Yeah, just filled a can with some lead fishing weights and hit it with the torch. :lol Yes, they got here quick! They may not be perfect, but they are miles ahead of those plastic ones.
Great looking blaster base so far, Clutch! Other than reading it in this thread, people will never be able to tell what parts it's made up from once it's finished. That C96 replica is bound to confuse someone someday.
With the available video quality for NR it's tough to tell for sure but I noticed a possible difference between the NR's upper receiver vs. the ANH Hero's.
I wonder if there were two custom bull barreled Mausers built instead of one, and why would the Merr Sonn have the ANH upper and the NR lower?.. :confused
Now you tell me! :lol Didn't think to check that. I don't have a real one to compare to, only my MGC. I don't remember seeing much difference unless MGC is way off as well. Also, was the scope mount (the part that actually touches the scope) a found item? I'm thinking if it was, then it wouldn't get as scratched up as the mounting bracket, which I am assuming was just aluminum painted black. Where I'm going with this is I'm thinking about asking for the bracket and knobs to not be anodized so that they can be easily weathered?
The MGC trigger is better but has this "insert" which a real one doesn´t have. As you can see the real trigger is much "pointy" and slimmer than on the Denix.

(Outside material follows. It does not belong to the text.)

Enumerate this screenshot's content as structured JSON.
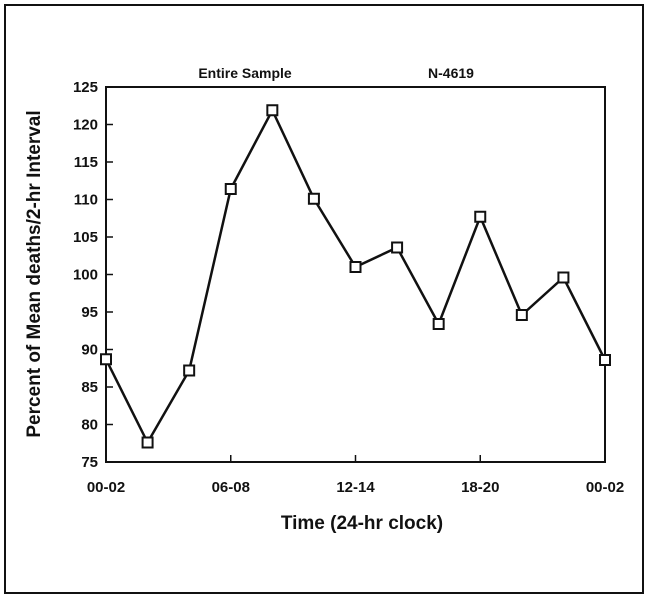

But even with all the holes filled already, you should be able to reshape it with some efforts...
Tape/ mask your trigger guard and C96 body as good and you can to avoid scratching. Put it in a vice and get to work with a coarse file.
To my knowledge it was never determined wheter the actual scope mount was a found item or specially built for NR. But based on the pre-production shots of the Han hero DL44, it´s clearly blued and not painted!
the trigger can also be set back to the proper position by altering the cocking notch and drilling a new hole for the pin forward of where it is. You can fill the hole with "low melt" soldier.
you can also make the rear of the trigger guard "rounder" by using a 1 inch or so pipe inside the guard and gently hammering (on the pipe) to reshape the back of the guard slightly, then file/dremel the outside contour to match the HERO.
...By the way Clutch, the anodizing is easily weather-able. It would be easy to scuff off some color to look worn. If you got them raw, you would need to paint them anyway (in aluminum.) so the base color would help.
Maybe to get it all off but to just wear the edges a bit it shouldn't be too tough... I'm sure if you want to leave them raw we could. What about the rest of the parts?